The project, to be conducted at the Boston University in the rich neuroscience community of Boston, concerns Sigma receptors, unique mammalian binding sites that modulate other neurotransmitter systems and which are richly expressed in limbic brain structures. Pharmacological studies indicate that sigma receptors modulate actions of cocaine and methamphetamine. Recently, sigma receptors also have been proposed to modulate motivating properties of ethanol, consistent with findings of sigma receptor polymorphisms in human alcoholism. Until very recently, however, the understanding of sigma receptor systems had been hampered by the unavailability of specific, subtj^je-selective ligands or of mutant mouse models that lack sigma receptor subt5T)es. Furthermore, the role of sigma receptors in voluntary intake or self-administration of ethanol are unknown. The present multipdisciplinary application uses behavioral, pharmacological, and molecular techniques to determine the modulatory role of sigma receptors on ethanol reward and reinforcement in distinct models of excessive ethanol consumption. Two models of excess ethanol intake will be studied, genetically selected alcohol-preferring rats and withdrawn outbred rats niade dependent during chronic, intermittent exposure to ethanol vapor, emphasizing positive and negative reinforcing properties of ethanol, respectively. Ethhanol self-admlnistrartation will be pharmacologically modulated (Specific Aim 1), through the administration of novel sigma receptor ligands, and molecularly (in Specific Aim 2), Through the use of sigma-1 receptor KO mice. The impact of chronic exposure to ethanol and of innate preference for ethanol on sigm receptor protein expression in discrete limbic brains regions wil lbe investigated in Specific Aim 3. impact of chronic exposure to ethanol and of innate preference for ethanol on a receptor protein expression in discrete limbic brain regions will be investigated in Specific Aim 3.

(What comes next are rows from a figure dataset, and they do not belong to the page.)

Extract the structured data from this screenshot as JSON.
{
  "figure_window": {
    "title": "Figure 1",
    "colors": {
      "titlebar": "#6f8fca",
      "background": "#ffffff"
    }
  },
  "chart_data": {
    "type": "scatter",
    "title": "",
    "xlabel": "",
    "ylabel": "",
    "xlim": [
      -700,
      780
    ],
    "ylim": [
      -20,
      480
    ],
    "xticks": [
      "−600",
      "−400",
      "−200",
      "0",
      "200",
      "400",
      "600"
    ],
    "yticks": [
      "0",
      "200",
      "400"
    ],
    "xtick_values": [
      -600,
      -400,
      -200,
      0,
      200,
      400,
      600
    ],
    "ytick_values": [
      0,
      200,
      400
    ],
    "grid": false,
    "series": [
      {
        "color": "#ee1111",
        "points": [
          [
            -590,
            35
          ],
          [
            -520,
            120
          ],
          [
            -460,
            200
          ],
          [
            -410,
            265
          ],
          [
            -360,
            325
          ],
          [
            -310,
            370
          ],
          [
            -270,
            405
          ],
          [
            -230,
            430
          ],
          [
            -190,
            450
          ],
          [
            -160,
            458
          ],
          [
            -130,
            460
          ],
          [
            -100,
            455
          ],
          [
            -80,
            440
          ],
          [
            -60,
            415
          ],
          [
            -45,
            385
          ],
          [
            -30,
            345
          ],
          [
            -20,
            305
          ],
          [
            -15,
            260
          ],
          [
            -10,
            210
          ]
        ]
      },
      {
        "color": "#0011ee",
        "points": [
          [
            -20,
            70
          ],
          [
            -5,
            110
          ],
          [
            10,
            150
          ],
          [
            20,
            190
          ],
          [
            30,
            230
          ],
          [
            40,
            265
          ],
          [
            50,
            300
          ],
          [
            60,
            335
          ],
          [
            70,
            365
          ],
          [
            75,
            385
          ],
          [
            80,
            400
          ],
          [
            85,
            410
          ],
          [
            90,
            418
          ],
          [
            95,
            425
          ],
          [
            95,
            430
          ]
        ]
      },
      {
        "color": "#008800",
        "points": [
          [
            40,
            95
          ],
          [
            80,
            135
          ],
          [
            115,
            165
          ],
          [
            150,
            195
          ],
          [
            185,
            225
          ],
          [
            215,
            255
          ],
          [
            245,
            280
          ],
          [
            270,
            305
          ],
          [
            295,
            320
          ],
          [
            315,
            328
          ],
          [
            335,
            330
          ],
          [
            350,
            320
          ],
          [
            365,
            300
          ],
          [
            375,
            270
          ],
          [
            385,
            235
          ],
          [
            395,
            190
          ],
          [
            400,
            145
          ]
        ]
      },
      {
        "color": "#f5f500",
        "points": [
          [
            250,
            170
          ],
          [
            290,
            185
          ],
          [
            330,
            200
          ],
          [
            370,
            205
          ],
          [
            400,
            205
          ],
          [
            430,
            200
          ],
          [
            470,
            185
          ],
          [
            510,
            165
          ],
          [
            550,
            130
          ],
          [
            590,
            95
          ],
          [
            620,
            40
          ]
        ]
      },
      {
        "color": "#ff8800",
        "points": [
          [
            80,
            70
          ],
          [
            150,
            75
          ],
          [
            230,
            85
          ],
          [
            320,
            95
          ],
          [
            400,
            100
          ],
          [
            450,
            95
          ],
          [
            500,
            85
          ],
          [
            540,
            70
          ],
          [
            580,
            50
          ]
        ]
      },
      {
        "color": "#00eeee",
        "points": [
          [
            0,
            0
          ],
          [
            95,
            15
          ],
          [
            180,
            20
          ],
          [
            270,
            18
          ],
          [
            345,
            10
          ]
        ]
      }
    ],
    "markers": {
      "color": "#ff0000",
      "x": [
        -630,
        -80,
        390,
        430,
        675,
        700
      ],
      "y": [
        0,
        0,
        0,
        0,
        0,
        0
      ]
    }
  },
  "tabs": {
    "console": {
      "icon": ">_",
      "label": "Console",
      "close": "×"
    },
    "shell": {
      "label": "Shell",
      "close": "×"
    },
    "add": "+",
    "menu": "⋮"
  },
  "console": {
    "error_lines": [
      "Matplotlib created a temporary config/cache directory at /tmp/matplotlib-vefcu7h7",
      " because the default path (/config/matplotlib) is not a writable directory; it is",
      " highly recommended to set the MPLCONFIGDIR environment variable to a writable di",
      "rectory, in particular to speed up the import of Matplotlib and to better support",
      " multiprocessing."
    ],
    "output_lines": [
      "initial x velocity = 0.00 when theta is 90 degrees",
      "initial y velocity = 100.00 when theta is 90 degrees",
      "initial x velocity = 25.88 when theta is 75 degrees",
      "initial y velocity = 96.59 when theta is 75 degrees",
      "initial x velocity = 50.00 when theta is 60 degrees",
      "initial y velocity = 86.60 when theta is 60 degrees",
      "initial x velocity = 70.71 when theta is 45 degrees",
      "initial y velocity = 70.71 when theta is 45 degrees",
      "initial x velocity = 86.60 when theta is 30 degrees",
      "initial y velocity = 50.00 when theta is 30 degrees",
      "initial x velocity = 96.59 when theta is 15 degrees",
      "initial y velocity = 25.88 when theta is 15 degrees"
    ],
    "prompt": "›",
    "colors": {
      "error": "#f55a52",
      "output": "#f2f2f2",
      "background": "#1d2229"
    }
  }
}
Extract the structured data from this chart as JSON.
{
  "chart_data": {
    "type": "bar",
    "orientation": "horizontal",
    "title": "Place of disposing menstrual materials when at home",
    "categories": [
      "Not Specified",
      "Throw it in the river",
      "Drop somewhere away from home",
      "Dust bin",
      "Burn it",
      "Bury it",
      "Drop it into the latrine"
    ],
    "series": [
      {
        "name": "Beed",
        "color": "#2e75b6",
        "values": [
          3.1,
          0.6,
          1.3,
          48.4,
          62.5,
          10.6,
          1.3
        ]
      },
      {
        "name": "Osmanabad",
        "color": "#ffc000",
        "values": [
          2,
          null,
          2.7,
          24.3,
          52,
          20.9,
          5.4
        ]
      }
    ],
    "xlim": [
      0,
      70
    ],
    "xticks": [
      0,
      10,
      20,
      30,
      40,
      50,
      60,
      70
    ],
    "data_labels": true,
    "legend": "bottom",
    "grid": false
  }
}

该项目将在波士顿丰富的神经科学社区的波士顿大学进行，涉及Sigma受体，这是哺乳动物特有的结合部位，调节其他神经递质系统，在边缘脑结构中大量表达。药理学研究表明，Sigma受体调节可卡因和甲基苯丙胺的作用。最近，西格玛受体也被提出用来调节乙醇的兴奋特性，这与人类酒精中毒的西格玛受体多态的发现是一致的。然而，直到最近，对sigma受体系统的理解一直受到无法获得特定的、亚选择性配体或缺乏sigma受体亚基的突变小鼠模型的阻碍。此外，Sigma受体在乙醇自愿摄入或自我给药中的作用尚不清楚。目前的多学科应用利用行为、药理学和分子技术来确定在不同的酒精过量消耗模型中，Sigma受体对乙醇奖励和强化的调节作用。将研究两种过量酒精摄入的模型，基因选择的偏爱酒精的大鼠和退出的近交系大鼠在慢性、间歇性暴露于乙醇蒸气期间不依赖，分别强调乙醇的积极和消极的强化特性。 乙醇的自我吸收将被药物调节(特定目标1)， 通过给药新的Sigma受体配体，并通过使用Sigma-1受体KO小鼠在分子上(在特定目的2)。在特定的目标3中，将研究慢性酒精暴露和对酒精的先天偏好对离散边缘脑区SIGM受体蛋白表达的影响。 慢性乙醇暴露和对乙醇的先天偏好对大鼠脑内A受体蛋白表达的影响 将在特定目标3中研究离散的边缘脑区。